Later we see another victim, a small boy Alex Kintner playing in the water on a floating device, when suddenly we see him from a distance flailing his arms around as blood is gushing from him, what did we see right before that? Was that a fin? A tail?, I’m not quite sure, suddenly everyone rushes out of the water, and we see Alex’s mother calling his name.  We then cut to the now deflated floating device Alex was on, chewed up washed  on the shore.

This is the brilliance of “Jaws” and something that is basically forgotten in our modern blockbusters, we are never shown the whole picture, what we are being shown are fragments of film, enough to tell a story, but able to keep it a mystery to the audience. What makes “Jaw” so scary, at least in the first hour and twenty minutes is we make up in our minds what we are seeing, our imagination is picturing the worst monster imaginable, and when we finally get a glimpse of the 25 inch great white shark revealing  itself to an oblivious Roy Scheider as he’s dishing out fish guts over the side of a boat, we realize it’s as bad as we thought, and our heroes really do need to get a bigger boat.

There is a lot happening in “Jaws” but it is at its core a very basic monster movie. Steven Spielberg who, proving his talent in his iconic tv movie “Duel” which was about a common man being chased down the highway by a killer semi-truck, can really milk the suspense by showing us only what we need to see. He also benefits by having a really compelling trio of leading men.

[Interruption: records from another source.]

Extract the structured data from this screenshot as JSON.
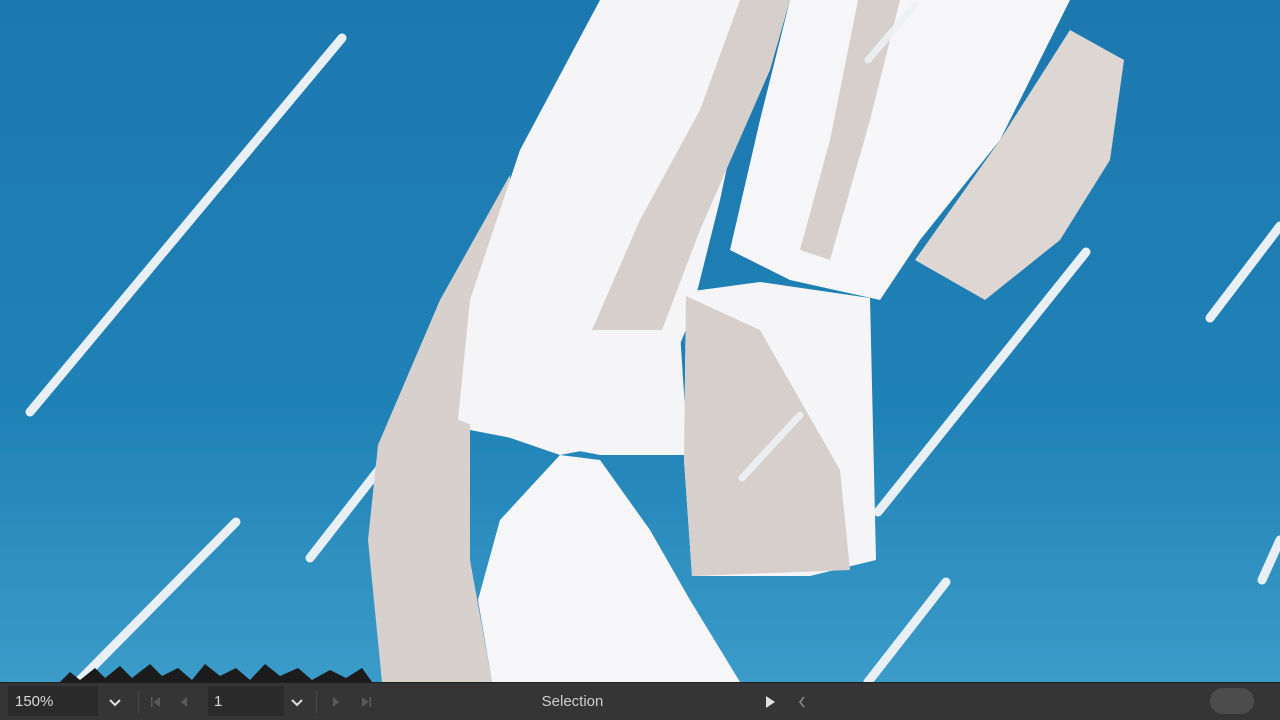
{
  "statusbar": {
    "zoom_value": "150%",
    "page_value": "1",
    "current_tool": "Selection"
  },
  "icons": {
    "zoom_dropdown": "chevron-down-icon",
    "first_page": "first-page-icon",
    "previous_page": "previous-page-icon",
    "page_dropdown": "chevron-down-icon",
    "next_page": "next-page-icon",
    "last_page": "last-page-icon",
    "play": "play-icon",
    "back": "chevron-left-icon"
  },
  "colors": {
    "sky": "#1f7fb5",
    "figure_white": "#f4f4f6",
    "figure_shadow": "#d6cfcb",
    "rain": "#e6eef4",
    "statusbar": "#353535"
  }
}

As Chief Brody, a man really out of his element, hating the water, and used to dealing with New York street crime, Roy Scheider gives a terrific performance, he really speaks for the audience, like him we feel worried for everyone’s safety, and overwhelmed by the shear awsomeness of the shark.

Richard Dreyfuss plays Matt Hooper, a young keen scientist and shark expert. Hooper is basically the scientist who, if this were a 50s sci-fi monster movie would be there to explain all the science jargon for the audience to explain, yet “Jaws” is all too smart for that and plucks Hooper from a 1970s counterculture giving him a shaggy beard and a hyper confidence and youthful spirit.

The last third of the film takes place all in the ocean as Brody and Hooper join Quint, an expert shark hunter and fisherman brought to life by Robert Shaw, in full Ahab mode.  We later learn Quint’s vendetta with sharks stems from his time in the USS Indianapolis which was a boat torpedoed after delivering the Hiroshima bomb, with most of its crew left adrift in the ocean and succumbing to shark attacks. Quint’s eerie monologue of the event is a centerpiece of the film and serves as another example of picturing the horror rather than showing it. Shaw, obviously given the most colorful character never goes overboard and adds a real unsentimental flavor to the monologue, it’s a great moment.

As you probably know by now, the rest of the story goes that “Jaws” opened in as many theatres as possible all at once, which back then was unheard of. Everyone went, and it quickly became a phenomenon; then people went back again, pretty soon it became the first movie to make over 100 million dollars, which may sound like chicken feed today if you don’t count inflation. Money of course has become the story of films like “Jaws”, and pretty soon box office grosses became more important than whether or not the film was good, and with that you could say “Jaws” is sort of a double edged sword, it’s a film with immeasurable craft, but it diluted the film industry immensely. Hollywood no longer needed the “Taxi Drivers”, “Conversations” or “Nashvilles” anymore, they found something that could make money, and our choices over what we could see in the multiplex seems to have narrowed over the years because of it

Today it seems as worse as ever, with words and phrases like “franchises” and “cinematic universe” becoming part of our lexicon, and there seems to be a complacency on both sides to keep it that way, maybe until something implodes, like movie theatres themselves.

Still there is “Jaws”, a great movie, maybe a perfect movie in what it sets out to accomplish, it’s a blockbuster that is smart, it doesn’t talk down to its audience, it remains memorable because it reminds us that what is truly frightening isn’t what we see, but what we don’t see.